Editor In Chief
Since the first use of the term “tethered spinal cord,” most clinicians have accepted that the spinal cord must be caudally displaced. The majority of neurosurgeons agree that a conus medullaris that terminates inferior to the L2 vertebral level is abnormally low and thus tethered when patients have symptoms of lower spinal cord dysfunction. However, the authors have previously described a small series of patients in whom symptoms of a tethered spinal cord were evident clinically (35), yet on imaging studies, their conus was found to lie at a widely acceptable normal anatomical level. In fact, a review of the literature preceding that publication in 1993 revealed that several authors had operated on patients for symptoms of a tethered spinal cord in whom the conus was found, retrospectively or prospectively, to terminate at a “normal” vertebral level (12, 18). Justifying surgical treatment for bona fide symptoms of a tethered cord under these circumstances seems appropriate when one considers that some surgeons advocate operative intervention for patients who are asymptomatic and are merely found to have fat within the filum terminale (15, 17, 28).
Of importance is where the “normal” conus should terminate (20, 27, 31, 32). Whereas to some, a conus positioned below the L1-L2 disk space is considered abnormally low, others contend that a ‘low’ conus should terminate below the inferior border of L2 (3, 5, 7, 8, 14, 34). In the ultrasound literature, one group concluded that a conus termination at the L3 level is indeterminate for abnormality (24, 26).
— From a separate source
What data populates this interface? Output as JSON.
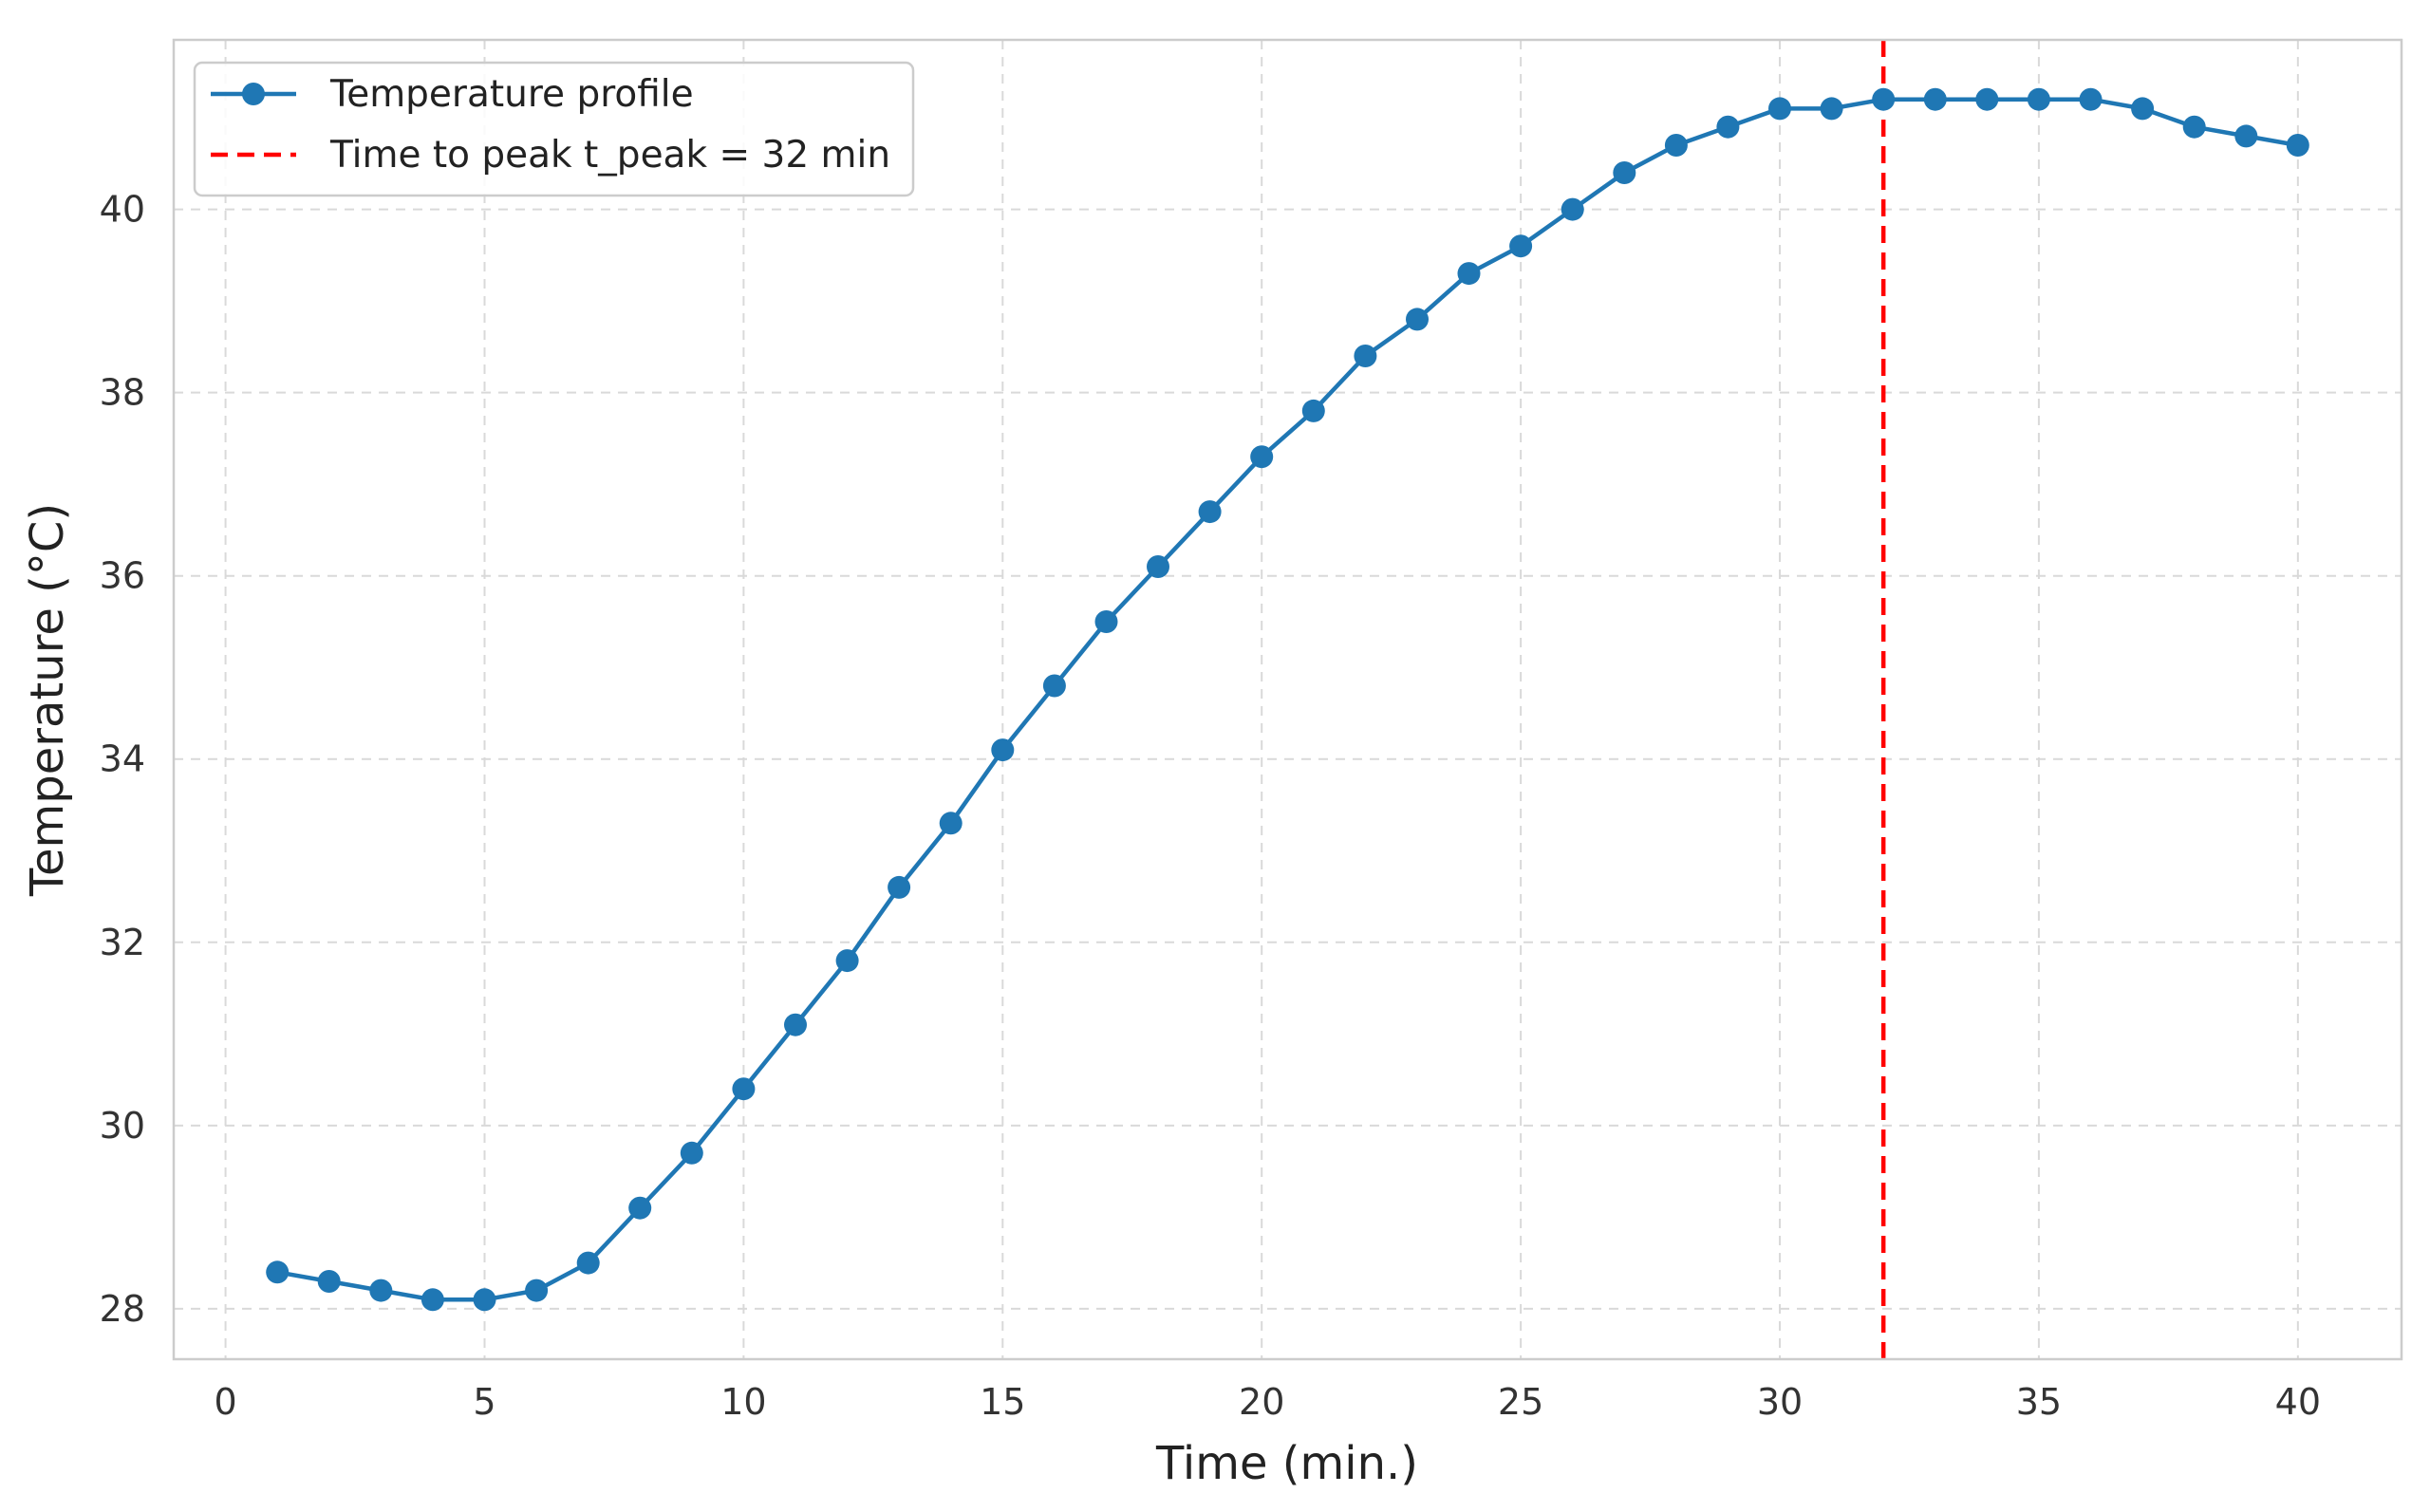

This is confounded by the fact that, at times, the conus has no definite tip. Instead, it gradually tapers to a very thick filum. By contrast, Yamada et al. (40) described an ‘intraoperative’ definition of conus termination corresponding to the location of the lowest coccygeal nerves.
- Imaging can be normal with TCS: Symptoms of a tethered cord may present in patients with a conus in normal position on imaging studies.
- Small proportion of patients with TCS: According to some authors, this group of patients may respond well to filum transection but makes up a very small proportion of the patient population with tethered cords (9, 16, 17, 19).
- Difficult to define surgical indications: A big part of the challenge is to determine which symptom constellation should be considered appropriate for surgical filum release. All other potential causes for symptoms must be excluded prior to making this diagnosis.